In the last lecture, I discussed the tough-minded responses to the arguments from evil, and I argued that these tough-minded responses are wholly adequate, in and of themselves, to defeat the arguments from evil. In this lecture and the next one, I turn to the tender-hearted responses. I will argue that they too are fully adequate. We have, then, two independent and sufficient ways of rebutting the arguments from evil.
The tender-hearted responses depend on challenging premises 4 and 5 of the standard argument, namely,
4. A world with the greatest possible surplus of good over evil would be a world devoid of evil.
5. An omnipotent God could actualize any world.
By rejecting one or both of these premises, the tender-hearted theist is, in effect, arguing for some relevant limitation on what an omnipotent God could do. If we reject premise 4, we are suggesting that the range of possible worlds is narrower than we might have thought. Since whatever God can bring about must ipso facto be possible, any limitation on the range of possibility is also a limitation on the range of God's omnipotence. If we reject premise 5, we are very obviously placing limits on God's omnipotence, limits that are additional to the limits of the possible.
Therefore, the tender-hearted response to the problem of evil turns on the question of the definition of omnipotence. We must settle that issue before we turn to the relevance of the limitations of omnipotence to the problem of evil, that is, before we turn to the free will defense.
The cosmological argument gave us good reason to think that God is infinite in all His attributes. The argument from design gave us reason to think of God as powerful and intelligent. By combining these two arguments, we can reach the conclusion that God must possess infinite power.
What does it mean for a being to possess infinite power? We must proceed cautiously here. If we are not careful, we may introduce inconsistency into our theory of God through a faulty definition of omnipotence. Historically, the definition of omnipotence has proved to be one of the most perilous enterprises within natural theology.
One very common interpretation of omnipotence supposes that God can bring about any logically possible state of affairs. This interpretation depends on our having a firm grasp of what constitutes a "logically possible state of affairs", which has proved to be quite elusive in fact. A number of apparent paradoxes of omnipotence have beset this standard approach.
Can God create an indestructible object? There seem to be two equally good, but opposing, answers.
(A) God can destroy any possible created object.
(B) An indestructible object is logically impossible.
(C) God cannot create an indestructible object.
We could say: (B), because (A), and therefore, (C).
Or, we could say: not-(B), because not-(C), and therefore, not-(A).
I believe that the key to resolving these paradoxes is to distinguish between two kinds of situation-types: intrinsic and non-intrinsic. A situation-type is intrinsic if it concerns only the internal qualities and constitution of a situation-token. A situation-type is non-intrinsic if it concerns the causal or historical antecedents or effects of a situation-token.
Here are som examples of non-intrinsic types:
x is omnipotent iff, for all Z, if Z is a possibly-instantiated, intrinsic situation-type, then x can actualize a token of type Z.

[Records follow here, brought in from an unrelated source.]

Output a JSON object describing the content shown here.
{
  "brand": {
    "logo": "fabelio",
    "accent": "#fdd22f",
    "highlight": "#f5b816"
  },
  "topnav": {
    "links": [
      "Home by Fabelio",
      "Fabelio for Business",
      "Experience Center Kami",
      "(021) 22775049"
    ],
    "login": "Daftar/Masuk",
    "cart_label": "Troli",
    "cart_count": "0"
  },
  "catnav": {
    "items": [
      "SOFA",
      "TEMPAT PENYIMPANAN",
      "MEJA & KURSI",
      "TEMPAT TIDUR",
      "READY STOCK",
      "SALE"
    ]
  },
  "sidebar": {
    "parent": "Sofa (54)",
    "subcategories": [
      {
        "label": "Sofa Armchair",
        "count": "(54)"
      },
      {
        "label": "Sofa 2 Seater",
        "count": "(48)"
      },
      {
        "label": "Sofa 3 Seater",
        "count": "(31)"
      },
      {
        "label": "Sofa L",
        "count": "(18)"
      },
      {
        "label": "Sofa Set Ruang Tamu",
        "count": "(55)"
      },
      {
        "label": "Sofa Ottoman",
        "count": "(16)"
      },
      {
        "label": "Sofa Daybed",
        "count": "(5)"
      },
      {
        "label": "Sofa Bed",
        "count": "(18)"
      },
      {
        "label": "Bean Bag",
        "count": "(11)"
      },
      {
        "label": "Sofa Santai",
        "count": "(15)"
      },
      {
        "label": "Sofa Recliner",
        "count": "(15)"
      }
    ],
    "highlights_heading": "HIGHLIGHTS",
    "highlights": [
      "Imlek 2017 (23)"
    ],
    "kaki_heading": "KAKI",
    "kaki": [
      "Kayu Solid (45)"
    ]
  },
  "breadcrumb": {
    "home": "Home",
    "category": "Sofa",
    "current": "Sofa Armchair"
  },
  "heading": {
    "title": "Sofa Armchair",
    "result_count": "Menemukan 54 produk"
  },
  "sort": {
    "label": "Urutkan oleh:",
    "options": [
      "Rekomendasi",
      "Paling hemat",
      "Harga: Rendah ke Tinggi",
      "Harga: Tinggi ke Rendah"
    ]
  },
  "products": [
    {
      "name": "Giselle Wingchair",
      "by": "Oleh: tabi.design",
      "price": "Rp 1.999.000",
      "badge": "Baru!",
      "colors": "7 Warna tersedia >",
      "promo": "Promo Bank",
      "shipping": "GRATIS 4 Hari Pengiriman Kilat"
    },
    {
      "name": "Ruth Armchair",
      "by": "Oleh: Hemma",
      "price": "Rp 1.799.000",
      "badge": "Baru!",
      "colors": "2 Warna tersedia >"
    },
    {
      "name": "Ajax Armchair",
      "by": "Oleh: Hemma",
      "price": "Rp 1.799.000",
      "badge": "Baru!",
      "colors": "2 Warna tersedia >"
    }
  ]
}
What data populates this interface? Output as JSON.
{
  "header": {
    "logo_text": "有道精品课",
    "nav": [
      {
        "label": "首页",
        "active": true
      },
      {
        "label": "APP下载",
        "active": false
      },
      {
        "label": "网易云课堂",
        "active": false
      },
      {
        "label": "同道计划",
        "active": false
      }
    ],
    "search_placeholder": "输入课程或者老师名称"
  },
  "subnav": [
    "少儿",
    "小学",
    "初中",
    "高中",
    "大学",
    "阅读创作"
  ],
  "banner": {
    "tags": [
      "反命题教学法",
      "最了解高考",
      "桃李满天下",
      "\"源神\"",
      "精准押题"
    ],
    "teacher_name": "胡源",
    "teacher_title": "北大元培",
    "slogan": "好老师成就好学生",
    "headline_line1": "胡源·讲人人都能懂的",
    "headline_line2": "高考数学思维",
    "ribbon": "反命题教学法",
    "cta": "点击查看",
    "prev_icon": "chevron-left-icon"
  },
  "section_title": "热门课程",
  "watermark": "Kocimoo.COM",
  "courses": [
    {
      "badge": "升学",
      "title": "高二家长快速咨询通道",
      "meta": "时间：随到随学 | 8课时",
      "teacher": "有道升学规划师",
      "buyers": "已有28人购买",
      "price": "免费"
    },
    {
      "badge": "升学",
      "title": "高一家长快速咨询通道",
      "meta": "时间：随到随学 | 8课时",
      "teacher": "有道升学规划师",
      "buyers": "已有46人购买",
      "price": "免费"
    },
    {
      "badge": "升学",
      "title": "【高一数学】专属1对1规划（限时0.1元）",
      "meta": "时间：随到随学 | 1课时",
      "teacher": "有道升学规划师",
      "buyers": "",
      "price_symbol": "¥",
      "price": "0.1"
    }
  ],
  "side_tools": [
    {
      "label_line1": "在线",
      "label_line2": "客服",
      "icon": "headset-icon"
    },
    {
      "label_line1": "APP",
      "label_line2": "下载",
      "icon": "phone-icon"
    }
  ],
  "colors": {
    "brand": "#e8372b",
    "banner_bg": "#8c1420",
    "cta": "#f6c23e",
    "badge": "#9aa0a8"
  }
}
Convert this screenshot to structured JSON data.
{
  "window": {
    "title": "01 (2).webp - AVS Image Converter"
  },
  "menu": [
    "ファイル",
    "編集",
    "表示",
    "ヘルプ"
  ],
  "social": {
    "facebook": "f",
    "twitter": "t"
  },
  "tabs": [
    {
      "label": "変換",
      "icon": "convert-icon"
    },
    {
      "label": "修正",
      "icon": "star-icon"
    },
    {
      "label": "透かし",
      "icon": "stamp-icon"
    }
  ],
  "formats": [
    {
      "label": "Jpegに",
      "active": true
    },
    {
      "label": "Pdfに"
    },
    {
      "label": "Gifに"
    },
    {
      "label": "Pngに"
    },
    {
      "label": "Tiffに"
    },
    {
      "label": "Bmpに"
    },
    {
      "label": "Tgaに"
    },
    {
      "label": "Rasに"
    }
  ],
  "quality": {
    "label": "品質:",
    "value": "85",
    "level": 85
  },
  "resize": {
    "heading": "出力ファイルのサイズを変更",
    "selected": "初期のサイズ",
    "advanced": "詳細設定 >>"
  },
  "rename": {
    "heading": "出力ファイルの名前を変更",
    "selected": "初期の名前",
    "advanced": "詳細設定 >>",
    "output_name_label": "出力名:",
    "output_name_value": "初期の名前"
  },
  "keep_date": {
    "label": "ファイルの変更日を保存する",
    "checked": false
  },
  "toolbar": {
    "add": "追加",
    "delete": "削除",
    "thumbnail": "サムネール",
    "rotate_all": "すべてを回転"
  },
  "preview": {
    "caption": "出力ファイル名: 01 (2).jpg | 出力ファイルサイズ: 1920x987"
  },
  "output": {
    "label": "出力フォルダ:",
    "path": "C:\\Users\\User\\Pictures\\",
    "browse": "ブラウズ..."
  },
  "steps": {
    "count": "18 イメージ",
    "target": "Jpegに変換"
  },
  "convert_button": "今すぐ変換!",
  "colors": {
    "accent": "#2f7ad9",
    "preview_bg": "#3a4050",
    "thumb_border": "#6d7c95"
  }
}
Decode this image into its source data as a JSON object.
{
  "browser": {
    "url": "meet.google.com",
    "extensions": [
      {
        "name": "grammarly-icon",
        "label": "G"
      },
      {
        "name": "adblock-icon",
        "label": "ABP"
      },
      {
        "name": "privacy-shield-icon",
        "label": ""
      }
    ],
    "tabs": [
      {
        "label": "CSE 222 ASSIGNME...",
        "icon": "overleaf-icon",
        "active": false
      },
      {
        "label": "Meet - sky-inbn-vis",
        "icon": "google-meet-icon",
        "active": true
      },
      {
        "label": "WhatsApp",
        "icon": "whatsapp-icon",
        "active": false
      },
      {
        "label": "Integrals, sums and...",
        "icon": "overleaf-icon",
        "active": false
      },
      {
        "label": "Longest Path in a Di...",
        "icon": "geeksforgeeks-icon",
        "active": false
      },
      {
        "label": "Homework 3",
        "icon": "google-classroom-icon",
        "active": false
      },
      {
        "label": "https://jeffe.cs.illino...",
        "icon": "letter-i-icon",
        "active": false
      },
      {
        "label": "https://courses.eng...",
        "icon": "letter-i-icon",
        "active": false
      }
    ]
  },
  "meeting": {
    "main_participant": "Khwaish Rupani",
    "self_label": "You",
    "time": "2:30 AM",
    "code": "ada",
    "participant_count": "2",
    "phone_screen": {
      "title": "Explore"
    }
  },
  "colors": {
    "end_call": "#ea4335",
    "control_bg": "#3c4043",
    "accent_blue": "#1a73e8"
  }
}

Here again are som examples of non-intrinsic types: a rock too heavy for God to lift, a rock that God did not create, an action freely chosen by a human creature. It is no lack of omnipotence that God cannot actualize a token of any of these types.
To show that God can instantiate a non-intrinsic type T, we must do the following:
Find an intrinsic type T', and actual circumstances C, such that if God were actualize a token x of type T' in C, we can prove that x would also be of type T.
This is a non-trivial task. Merely invoking omnipotence is not enough.
Third-degree free-will defense: free-choice is a non-intrinsic type, one that involves how an action is caused/determined. Free will and causal determinism may be compatible.
Second-degree free-will defense: indeterministic freedom plus middle knowledge. All free choices are undetermined (by their very essence). However, God knows how all possible persons would in fact have exercised their free-will in all possible situations (Middle Knowledge).
First-degree free-will defense: indeterministic freedom plus no middle knowledge. God had no "prior" knowledge of how free agents would exercise their freedom in various possible circumstances: at best, He could only "foreknow" how free agents will actuallly exercise their freedom, given the already-settled fact that He will create them in those particular situations.
A soft-determinist account of freedom:
Agent x's action A in circumstances C is free iff x was caused to do A in circumstances C by a process of type F.
What is involved in being a "process of type F"? We have little idea. All we have are particular cases of F and of non-F (such as duress, schizophrenia. drug-induced mania, etc.). Compare: pre-scientific understanding of what "water" is.
A "counterfactual of freedom":
(1) In circumstances C, if Charles were offered a bowl of chili and if he were to respond freely, he would accept it.According to the compatibilist/soft-determinist, (1) is either necessarily true or necessarily false. Hence, God cannot affect its truth-value. According to the indeterministic libertarian, (1) is contingent, but beyond God's control.